The immune response to SARS-COV-2 MRNA vaccines in siponimod-treated patients with secondary progressive multiple sclerosis

ABSTRACT

Objective: We aimed to understand the longitudinal cellular and humoral immune responses to SARS-CoV-2 mRNA vaccines depending on the timing of vaccination and SPMS treatment. Background(s) SARS-CoV-2 mRNA vaccines are a key factor in fighting the COVID-19 pandemic. However, data are lacking on the efficacy of vaccination in patients with secondary progressive multiple sclerosis (SPMS) on disease-modifying therapies (DMTs), both over time and after a booster vaccination. Design/Methods: AMA-VACC is an open-label, three-cohort, prospective study in Germany with 41 multiple sclerosis patients currently treated with siponimod, any first-line DMT or without treatment in clinical routine. Cohort 1 received SARS-CoV-2 mRNA vaccination while continuing current siponimod treatment, cohort 2 interrupted siponimod treatment for the purpose of a full vaccination cycle, and cohort 3 received vaccination during continuous treatment with first-line DMTs (glatirameracetate, interferons, teriflunomide) or no current treatment in clinical routine. The primary endpoint was the rate of patients achieving seroconversion assessed by detection of serum neutralizing antibodies 1 week after SARS-CoV-2 mRNA vaccination. Furthermore, development and maintenance of SARS-CoV-2 specific T-cells was evaluated in all patients. Both parameters were analyzed in week one and months one and six after the initial vaccination cycle and 1 month after a potential booster vaccination.

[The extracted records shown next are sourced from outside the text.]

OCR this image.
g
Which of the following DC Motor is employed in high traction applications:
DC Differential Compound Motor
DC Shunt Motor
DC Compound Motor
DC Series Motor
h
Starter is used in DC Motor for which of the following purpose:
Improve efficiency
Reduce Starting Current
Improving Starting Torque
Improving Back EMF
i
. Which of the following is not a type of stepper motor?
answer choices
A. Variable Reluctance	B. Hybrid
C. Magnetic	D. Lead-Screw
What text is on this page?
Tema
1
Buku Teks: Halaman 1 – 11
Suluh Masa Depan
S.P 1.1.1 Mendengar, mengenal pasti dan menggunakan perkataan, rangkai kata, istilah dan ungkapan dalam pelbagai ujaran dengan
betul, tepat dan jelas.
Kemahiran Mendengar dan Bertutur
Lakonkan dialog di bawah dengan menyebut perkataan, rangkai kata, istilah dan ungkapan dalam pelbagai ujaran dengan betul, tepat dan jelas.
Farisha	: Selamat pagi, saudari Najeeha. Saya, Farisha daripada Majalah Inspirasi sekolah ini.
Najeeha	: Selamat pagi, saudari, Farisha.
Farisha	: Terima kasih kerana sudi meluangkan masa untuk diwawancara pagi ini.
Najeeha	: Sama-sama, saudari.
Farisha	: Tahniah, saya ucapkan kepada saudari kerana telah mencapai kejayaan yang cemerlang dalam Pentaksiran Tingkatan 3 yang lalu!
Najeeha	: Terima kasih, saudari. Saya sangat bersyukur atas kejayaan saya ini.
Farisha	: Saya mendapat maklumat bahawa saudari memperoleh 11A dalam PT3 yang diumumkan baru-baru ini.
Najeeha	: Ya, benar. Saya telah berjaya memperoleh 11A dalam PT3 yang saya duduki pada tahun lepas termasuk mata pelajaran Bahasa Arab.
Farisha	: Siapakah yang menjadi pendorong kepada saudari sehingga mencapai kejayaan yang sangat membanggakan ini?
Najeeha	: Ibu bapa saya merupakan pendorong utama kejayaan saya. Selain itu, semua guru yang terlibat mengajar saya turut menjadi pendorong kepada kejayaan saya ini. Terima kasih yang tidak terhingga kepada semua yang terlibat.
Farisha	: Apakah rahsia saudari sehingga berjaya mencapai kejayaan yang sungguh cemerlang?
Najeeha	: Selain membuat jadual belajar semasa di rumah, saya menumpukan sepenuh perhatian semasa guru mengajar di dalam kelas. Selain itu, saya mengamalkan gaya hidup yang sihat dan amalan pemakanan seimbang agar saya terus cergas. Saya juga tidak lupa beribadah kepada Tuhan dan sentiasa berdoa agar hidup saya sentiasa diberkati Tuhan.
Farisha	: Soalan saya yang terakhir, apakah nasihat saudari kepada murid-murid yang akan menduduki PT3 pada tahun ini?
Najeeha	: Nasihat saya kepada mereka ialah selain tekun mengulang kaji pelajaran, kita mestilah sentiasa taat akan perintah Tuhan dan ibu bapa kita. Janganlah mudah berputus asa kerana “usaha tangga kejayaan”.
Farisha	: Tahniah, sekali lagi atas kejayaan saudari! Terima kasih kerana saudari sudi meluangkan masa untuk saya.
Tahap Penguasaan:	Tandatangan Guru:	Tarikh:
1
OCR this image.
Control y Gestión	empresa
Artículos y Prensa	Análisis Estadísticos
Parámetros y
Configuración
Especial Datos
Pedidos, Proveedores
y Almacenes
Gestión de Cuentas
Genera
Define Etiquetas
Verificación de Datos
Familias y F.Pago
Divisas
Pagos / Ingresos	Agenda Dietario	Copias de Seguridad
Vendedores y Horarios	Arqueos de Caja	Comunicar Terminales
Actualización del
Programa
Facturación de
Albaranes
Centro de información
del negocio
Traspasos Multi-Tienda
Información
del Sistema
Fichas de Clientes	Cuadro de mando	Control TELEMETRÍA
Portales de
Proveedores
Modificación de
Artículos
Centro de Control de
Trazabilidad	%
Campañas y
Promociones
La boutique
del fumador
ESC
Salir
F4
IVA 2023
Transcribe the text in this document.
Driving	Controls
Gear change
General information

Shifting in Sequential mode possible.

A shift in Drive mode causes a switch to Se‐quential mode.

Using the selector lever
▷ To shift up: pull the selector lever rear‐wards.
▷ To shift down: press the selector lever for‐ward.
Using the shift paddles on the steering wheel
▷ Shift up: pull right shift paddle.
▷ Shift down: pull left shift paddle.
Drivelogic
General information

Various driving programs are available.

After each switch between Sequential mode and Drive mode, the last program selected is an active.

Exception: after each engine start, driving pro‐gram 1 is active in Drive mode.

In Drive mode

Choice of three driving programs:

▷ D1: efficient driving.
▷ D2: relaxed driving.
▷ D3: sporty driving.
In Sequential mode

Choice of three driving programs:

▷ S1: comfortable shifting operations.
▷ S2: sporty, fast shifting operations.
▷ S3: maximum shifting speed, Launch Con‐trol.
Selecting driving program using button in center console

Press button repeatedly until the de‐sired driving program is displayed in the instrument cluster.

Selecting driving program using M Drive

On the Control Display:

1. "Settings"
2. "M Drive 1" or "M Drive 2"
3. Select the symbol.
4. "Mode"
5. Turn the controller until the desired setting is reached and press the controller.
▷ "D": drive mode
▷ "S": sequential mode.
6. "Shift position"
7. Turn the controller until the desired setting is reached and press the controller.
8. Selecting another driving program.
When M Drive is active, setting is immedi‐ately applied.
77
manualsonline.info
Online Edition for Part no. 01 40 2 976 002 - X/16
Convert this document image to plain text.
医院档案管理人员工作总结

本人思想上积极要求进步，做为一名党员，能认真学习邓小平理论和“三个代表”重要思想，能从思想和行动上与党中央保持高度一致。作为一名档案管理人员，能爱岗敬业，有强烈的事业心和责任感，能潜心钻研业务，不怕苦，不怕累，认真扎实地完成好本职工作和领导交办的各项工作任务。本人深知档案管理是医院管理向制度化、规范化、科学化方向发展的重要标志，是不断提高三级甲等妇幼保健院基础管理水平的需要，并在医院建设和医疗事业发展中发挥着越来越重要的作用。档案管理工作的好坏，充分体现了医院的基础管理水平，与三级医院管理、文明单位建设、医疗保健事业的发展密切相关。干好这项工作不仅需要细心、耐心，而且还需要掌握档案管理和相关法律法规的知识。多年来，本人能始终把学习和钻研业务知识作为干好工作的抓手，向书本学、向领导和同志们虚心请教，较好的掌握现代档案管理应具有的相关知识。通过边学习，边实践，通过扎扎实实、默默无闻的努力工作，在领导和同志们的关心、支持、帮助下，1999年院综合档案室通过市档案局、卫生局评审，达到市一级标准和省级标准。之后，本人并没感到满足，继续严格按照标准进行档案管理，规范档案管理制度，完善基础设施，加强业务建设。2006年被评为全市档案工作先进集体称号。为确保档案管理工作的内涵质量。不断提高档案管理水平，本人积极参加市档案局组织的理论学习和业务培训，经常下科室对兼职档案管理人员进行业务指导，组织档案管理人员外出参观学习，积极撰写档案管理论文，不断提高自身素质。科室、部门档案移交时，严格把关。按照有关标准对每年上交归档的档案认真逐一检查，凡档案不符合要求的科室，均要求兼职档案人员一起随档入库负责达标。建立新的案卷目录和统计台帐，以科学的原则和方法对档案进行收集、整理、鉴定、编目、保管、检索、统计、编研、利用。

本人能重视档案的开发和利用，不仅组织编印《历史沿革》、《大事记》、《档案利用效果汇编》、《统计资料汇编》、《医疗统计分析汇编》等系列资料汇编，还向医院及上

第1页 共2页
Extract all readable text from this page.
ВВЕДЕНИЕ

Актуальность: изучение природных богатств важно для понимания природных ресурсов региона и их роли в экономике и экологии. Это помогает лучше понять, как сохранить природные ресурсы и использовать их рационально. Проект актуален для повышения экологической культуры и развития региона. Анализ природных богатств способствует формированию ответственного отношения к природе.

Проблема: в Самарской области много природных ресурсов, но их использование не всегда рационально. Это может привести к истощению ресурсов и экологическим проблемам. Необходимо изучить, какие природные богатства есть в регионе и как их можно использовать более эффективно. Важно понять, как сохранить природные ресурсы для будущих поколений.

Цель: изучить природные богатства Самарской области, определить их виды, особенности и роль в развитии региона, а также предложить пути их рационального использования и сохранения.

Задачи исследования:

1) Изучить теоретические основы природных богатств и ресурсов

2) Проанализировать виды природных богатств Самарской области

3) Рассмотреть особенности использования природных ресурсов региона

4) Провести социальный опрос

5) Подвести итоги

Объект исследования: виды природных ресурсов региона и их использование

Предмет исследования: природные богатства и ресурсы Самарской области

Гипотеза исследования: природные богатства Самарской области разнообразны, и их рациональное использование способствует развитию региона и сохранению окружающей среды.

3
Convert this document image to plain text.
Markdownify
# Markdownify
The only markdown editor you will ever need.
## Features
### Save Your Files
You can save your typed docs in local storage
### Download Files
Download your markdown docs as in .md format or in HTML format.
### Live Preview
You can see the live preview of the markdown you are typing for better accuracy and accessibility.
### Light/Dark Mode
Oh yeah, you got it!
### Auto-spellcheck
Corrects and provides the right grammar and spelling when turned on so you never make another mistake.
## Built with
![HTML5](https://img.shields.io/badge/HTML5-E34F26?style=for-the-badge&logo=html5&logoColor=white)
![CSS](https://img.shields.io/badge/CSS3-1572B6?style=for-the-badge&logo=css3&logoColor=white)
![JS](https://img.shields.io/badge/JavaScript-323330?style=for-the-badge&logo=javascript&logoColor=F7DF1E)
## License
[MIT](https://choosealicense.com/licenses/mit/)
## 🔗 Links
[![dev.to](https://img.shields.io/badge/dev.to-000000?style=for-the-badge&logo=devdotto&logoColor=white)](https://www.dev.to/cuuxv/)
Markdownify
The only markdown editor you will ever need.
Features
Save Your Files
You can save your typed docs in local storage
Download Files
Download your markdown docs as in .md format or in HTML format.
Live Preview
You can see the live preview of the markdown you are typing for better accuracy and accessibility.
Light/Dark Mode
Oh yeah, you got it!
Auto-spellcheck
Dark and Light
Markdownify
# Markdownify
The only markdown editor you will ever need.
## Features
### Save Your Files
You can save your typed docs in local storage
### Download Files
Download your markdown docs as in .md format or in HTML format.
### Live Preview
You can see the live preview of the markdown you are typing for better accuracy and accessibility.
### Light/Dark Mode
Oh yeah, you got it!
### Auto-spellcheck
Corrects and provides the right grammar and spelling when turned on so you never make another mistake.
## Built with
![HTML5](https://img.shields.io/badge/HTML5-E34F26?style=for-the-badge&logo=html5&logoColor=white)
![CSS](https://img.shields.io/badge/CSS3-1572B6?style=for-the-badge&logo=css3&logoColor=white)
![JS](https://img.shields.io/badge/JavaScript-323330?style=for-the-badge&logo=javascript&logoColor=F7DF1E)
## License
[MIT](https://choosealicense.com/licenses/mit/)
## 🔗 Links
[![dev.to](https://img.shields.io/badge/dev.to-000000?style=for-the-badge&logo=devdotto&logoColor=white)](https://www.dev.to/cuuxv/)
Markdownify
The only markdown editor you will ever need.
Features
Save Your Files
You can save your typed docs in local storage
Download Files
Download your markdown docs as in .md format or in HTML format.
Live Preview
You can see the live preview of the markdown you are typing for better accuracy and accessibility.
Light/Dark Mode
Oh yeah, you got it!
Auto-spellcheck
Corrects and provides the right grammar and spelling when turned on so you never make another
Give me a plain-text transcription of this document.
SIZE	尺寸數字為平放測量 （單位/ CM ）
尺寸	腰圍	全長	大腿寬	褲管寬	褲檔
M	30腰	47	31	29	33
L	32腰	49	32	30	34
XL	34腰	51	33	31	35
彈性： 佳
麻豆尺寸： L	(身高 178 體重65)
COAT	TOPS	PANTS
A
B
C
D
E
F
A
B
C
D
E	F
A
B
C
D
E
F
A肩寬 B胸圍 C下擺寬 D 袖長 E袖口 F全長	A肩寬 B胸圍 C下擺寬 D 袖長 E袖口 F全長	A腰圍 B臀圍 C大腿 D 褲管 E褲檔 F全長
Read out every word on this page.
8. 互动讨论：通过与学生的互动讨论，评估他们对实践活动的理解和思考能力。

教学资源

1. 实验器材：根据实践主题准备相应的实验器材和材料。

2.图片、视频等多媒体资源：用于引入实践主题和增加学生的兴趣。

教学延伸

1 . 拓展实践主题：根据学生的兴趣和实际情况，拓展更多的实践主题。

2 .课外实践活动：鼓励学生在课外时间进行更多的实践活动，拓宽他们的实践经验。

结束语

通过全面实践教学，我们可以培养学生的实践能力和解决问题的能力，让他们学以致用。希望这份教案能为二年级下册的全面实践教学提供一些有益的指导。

Result(s) After a positive first interim analysis showing both SARSCoV- 2 neutralizing antibodies and T-cell responses 1 week after complete vaccination in siponimod patients, data will be available in early 2022 for all patients at week one and later timepoints, including first booster vaccinations. Conclusion(s) This analysis will provide the first longitudinal data on the immune response after SARS-CoV-2 mRNA vaccination in siponimodtreated SPMS patients and enable physicians and patients to make an informed decision on the coordination of SARS-CoV-2 mRNA vaccination and SPMS treatment.